November 20, 2019
In most messaging systems (RabbitMQ, for example) they deal in at-least once delivery. We (should) handle with this by making our systems process messages idempotently, or by de-duplicating.
Exactly once delivery, however, means that within the delivery channel from the service to the messaging system, a message will arrive and be processed exactly once. Sounds simple, right?
Exactly Once Delivery in Kafka
In Kafka, this means that the producer and the Kafka cluster work together to assure that a message is written exactly once to a topic. This is also known as idempotence, which means no matter how many times the producer continues to send a message, it will arrive just once.
In distributed computing, it’s considered a difficult problem (e.g. You Cannot Have Exactly Once Delivery).

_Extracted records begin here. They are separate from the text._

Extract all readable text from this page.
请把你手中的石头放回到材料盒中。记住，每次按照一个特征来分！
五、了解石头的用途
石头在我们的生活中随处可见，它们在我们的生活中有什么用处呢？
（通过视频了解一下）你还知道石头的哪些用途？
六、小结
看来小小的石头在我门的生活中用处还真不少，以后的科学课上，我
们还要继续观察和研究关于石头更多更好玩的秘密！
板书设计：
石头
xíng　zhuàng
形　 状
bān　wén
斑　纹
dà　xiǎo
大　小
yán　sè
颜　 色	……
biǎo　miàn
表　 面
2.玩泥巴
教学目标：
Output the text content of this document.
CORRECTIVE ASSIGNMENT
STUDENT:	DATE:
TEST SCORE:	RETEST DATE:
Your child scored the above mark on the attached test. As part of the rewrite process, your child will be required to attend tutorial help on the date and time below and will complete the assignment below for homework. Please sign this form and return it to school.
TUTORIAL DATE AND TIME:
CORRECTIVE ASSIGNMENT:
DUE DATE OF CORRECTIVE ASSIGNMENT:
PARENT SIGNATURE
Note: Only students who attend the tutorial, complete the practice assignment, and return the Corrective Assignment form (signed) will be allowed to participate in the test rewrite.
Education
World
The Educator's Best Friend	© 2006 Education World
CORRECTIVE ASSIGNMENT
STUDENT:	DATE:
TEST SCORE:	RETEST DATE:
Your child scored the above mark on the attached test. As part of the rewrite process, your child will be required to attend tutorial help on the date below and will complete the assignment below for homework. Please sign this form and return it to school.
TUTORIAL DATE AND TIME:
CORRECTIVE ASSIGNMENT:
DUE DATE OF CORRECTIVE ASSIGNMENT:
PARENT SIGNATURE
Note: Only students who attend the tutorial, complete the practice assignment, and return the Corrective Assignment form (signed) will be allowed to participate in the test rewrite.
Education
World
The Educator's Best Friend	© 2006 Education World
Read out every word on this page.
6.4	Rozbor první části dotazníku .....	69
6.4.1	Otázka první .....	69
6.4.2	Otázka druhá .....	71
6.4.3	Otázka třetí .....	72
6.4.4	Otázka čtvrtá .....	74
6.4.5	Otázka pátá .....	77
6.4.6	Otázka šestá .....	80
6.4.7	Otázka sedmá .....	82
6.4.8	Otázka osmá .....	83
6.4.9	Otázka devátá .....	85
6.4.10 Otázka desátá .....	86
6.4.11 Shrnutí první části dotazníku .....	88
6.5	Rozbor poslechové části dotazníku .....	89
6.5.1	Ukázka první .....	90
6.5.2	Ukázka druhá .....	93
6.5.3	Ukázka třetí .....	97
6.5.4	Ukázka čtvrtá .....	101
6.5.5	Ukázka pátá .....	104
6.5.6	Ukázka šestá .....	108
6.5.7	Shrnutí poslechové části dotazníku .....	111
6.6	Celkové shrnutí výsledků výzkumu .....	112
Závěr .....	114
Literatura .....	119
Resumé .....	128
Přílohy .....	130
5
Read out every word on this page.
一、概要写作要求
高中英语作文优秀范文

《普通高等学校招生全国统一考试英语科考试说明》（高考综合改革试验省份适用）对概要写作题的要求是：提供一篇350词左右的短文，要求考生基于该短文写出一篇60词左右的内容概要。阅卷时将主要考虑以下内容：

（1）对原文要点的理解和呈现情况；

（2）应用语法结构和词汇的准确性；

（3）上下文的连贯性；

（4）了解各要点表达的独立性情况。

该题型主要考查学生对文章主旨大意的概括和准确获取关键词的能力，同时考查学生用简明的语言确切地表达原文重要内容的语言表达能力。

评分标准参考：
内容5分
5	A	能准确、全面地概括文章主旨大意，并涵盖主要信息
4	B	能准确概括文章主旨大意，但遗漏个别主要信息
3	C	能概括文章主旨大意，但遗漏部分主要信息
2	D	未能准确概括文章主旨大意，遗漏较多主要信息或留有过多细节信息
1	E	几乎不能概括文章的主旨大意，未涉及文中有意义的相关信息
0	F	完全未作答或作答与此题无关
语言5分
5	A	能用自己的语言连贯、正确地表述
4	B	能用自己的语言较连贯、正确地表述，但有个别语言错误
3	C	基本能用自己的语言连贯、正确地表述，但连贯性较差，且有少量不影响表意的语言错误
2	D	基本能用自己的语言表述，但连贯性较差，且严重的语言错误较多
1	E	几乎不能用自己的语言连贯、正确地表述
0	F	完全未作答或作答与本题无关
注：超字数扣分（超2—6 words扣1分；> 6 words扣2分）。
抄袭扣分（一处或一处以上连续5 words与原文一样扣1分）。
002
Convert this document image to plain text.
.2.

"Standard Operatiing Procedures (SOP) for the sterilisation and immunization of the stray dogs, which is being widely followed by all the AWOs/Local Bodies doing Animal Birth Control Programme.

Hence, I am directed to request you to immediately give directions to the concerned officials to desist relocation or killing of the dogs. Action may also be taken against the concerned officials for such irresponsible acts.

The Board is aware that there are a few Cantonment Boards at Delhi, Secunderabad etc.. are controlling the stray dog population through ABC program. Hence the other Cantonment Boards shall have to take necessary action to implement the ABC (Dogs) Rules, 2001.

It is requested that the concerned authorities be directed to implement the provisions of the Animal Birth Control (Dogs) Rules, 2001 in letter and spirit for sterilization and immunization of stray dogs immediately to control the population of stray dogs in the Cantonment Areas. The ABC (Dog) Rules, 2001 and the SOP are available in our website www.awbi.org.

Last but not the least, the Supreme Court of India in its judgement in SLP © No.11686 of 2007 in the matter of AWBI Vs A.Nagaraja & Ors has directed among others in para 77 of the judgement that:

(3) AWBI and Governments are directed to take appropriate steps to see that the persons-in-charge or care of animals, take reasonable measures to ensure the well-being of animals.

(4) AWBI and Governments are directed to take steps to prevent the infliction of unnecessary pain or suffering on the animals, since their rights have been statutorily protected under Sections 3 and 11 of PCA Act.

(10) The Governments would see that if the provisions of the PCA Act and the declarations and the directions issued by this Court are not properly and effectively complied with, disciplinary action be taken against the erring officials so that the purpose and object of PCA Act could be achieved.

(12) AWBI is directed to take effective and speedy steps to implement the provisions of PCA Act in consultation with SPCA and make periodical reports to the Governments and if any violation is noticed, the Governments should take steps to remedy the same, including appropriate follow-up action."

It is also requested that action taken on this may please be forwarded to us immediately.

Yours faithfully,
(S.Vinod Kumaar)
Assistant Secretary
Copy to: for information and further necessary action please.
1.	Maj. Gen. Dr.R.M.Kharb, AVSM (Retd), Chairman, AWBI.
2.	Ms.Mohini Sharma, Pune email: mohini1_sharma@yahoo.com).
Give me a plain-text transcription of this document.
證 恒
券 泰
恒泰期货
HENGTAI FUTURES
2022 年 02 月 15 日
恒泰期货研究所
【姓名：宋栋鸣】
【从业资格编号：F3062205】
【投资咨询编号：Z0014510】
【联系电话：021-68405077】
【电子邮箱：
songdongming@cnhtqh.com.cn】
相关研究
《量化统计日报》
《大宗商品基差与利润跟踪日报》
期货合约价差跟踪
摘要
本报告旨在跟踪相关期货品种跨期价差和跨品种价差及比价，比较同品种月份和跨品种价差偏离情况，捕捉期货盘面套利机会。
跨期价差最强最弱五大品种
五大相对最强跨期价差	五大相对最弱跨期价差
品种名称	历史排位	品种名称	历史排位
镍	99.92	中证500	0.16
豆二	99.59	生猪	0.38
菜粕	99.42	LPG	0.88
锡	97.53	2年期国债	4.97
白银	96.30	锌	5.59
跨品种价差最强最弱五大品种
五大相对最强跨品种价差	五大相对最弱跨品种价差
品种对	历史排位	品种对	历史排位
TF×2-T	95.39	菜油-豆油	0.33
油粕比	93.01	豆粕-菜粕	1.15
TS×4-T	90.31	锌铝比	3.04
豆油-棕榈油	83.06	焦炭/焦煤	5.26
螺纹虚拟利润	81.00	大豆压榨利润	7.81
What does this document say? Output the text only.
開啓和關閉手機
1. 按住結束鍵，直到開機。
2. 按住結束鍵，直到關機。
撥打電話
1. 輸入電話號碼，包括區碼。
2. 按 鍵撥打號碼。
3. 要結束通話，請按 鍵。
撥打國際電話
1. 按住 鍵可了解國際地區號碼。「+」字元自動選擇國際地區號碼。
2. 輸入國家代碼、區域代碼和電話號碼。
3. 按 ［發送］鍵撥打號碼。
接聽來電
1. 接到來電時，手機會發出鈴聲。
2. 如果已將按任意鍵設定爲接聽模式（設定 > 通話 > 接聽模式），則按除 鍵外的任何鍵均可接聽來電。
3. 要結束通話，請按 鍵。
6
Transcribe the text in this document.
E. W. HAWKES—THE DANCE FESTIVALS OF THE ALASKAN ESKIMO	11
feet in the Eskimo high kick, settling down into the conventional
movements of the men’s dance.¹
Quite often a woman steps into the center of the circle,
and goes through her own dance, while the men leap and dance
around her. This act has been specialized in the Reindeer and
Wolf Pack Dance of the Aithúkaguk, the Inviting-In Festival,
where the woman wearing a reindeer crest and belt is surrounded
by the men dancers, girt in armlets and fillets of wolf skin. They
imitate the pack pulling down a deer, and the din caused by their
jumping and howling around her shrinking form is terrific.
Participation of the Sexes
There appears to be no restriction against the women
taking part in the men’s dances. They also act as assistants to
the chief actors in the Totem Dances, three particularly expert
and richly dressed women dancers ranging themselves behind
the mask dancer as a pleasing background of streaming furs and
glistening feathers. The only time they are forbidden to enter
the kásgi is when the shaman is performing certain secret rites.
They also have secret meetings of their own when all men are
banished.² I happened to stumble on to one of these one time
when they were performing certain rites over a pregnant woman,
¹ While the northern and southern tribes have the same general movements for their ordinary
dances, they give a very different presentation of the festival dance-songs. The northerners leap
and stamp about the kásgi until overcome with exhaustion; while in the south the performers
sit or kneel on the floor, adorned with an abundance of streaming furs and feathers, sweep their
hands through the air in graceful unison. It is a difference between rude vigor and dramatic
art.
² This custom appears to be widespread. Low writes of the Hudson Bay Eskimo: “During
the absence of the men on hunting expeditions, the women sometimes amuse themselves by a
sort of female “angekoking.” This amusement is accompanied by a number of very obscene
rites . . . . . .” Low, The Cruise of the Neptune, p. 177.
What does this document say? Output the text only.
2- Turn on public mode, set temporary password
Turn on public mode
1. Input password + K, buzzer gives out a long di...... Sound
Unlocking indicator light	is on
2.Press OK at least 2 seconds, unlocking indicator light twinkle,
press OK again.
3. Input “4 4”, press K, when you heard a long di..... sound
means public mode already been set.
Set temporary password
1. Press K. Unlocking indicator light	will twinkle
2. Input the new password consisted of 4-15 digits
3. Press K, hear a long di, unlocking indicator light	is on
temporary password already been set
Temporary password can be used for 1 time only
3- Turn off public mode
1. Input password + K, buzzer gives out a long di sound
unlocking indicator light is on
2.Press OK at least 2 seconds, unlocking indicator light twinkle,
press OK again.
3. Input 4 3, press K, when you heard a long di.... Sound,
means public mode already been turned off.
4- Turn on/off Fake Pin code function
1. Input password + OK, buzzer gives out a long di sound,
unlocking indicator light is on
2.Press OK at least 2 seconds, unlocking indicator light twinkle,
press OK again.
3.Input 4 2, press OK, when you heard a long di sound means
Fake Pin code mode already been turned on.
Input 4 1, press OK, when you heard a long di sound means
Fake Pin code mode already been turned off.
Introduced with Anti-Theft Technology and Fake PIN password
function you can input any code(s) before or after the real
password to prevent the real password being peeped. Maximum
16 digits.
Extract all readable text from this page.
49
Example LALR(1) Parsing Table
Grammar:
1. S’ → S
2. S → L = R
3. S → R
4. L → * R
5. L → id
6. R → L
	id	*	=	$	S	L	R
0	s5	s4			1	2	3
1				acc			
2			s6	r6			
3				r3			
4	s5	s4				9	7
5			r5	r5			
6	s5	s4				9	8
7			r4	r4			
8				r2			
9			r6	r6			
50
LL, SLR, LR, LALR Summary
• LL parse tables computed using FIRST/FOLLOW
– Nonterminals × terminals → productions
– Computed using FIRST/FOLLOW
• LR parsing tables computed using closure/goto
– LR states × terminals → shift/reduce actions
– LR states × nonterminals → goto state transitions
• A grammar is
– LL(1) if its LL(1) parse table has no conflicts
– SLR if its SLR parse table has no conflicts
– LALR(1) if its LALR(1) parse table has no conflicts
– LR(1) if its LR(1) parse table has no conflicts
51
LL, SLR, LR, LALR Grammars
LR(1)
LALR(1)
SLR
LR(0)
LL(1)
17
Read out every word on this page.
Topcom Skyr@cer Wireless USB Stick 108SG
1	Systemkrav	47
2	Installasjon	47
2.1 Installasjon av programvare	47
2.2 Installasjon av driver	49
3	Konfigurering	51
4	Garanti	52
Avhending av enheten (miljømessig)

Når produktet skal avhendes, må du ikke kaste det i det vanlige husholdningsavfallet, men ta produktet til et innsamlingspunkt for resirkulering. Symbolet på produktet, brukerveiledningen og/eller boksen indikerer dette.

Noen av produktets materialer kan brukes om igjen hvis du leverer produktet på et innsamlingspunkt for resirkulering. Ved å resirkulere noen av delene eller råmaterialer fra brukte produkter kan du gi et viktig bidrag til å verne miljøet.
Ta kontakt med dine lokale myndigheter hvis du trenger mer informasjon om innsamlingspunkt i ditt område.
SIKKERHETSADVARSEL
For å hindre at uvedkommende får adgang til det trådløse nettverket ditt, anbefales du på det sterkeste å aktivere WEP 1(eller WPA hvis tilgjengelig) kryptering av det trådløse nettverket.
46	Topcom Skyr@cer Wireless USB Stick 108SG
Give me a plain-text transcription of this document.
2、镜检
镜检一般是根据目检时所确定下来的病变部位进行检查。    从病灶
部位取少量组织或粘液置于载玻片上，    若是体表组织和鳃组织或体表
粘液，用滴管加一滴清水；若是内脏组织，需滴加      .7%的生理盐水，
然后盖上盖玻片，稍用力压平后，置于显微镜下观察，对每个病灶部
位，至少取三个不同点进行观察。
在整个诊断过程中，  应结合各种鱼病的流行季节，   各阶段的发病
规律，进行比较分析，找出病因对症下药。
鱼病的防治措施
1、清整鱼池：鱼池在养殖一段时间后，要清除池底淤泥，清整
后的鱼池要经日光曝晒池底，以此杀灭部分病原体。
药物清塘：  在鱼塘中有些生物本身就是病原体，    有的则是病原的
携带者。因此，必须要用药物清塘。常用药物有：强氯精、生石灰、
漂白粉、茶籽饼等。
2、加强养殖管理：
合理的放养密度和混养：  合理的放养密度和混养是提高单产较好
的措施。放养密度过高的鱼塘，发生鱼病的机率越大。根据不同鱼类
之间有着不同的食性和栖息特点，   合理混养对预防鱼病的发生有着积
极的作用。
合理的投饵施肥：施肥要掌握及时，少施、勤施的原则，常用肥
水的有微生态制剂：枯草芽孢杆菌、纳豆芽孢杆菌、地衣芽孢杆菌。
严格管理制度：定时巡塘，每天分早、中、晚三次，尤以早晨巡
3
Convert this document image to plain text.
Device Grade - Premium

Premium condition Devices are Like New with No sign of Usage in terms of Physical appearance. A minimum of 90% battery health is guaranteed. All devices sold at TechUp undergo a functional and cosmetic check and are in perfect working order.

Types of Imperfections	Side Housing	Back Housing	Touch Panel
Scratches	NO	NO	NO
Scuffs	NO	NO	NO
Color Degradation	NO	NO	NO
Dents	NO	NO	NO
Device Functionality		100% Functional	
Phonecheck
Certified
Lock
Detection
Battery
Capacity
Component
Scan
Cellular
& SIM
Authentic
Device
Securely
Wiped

At-most once processing is simple - the producer can only send the message once, that is, don’t retry.
At-least once is a little bit more complicated. All that’s required in Kafka is to set
acks config setting controls how many in-sync replicas need to be written to before a message can be considered “committed”. If it’s anything less than all of then, then a message can be written to all in-sync replicas but one, the ack given, all other brokers fail, and the one broker that the write didn’t succeed on is elected the leader (Kafka tolerates
n-1 broker failures).
This comic shows what happens if you don’t have
acks=all, and broker B doesn’t receive the message, then becomes the leader.
What causes duplication?
In his Idempotent Producer post on Kafka’s Confluence page, Kafka co-creator Jay Kreps mentions that messages can be duplicated in Kafka for 2 reasons:
- A message is written to a topic, and the ack gets lost in the network, causing the producer to retry.
- A consumer reads a message from a topic, crashes, and it is read by the restarting application as well.
He goes on to say that case 2 is solved consumers storing their offset with their output.
Case 1, however, is difficult.
The first necessary step to enable exactly once processing is to know what producer a message came from. So, producers who have
enable.idempotence=true in their config will be given a producer id (a pid).
Producers give a message a sequence number, and the broker can now maintain a current high-water mark for each producer. That is, if the last received message was (pid=5, seq_num=6), the broker will reject anything with a sequence number less than or equal to 6, from the producer with a pid of 5.
Producers that have
enable.idempotence=true must also have
acks=all set (it will default for you, but if you set another value for
acks it will error). Recall why we needed
acks=all to guarantee at-least once processing. The new changes simply guard against duplicates. It’s the combination of those two features that give exactly-once semantics.
Note that while using an idempotent producer will result in slight performance degradation, it’s not that bad. And it’s improving.
Relation to TCP
Similarly, TCP also has to guarantee that packets are processed exactly once. Just like Kafka now uses a producer id, TCP can identify the sender of the incoming packet via the connection.
Then, within that connection, it maintains a sequence number in memory, and uses it for order re-assembly and rejecting duplicate packets.
If two processes are communicating across the internet via TCP, and one drops, that’s it. Kafka, on the other hand, is highly reliable because a topic can stay available even with n-1 broker failures.
This means the implementation needed to handle any number of broker failures.
A very closely related topic that’s equally exciting and was also presented in KIP-98 is producing messages in a transaction.
With this addition, Kafka allows you to produce to multiple
TopicPartitions atomically (all writes succeed or all fail, without side effects). This is a classic example of the distributed computing concept of an atomic broadcast.
It does this by using a
TransactionCoordinator, a module in each broker, which manages the logistics of the transaction (e.g. zombie fencing), an internal
TransactionLog topic to manage the
TransactionCoordinator’s state (similar to the
ConsumerOffsets topic). Also introduced with transactions is the notion of a
ControlMessage, a message written to a user topic but never exposed to users.
The API to use transactions is extremely simple and when you’re writing a producer you don’t have to worry about the internals.
Exactly once processing and producing a set of messages in a transaction are two of the most powerful features in Kafka to date. They enable Kafka to work in critical systems like healthcare and finance, and will definitely contribute to its continued growth.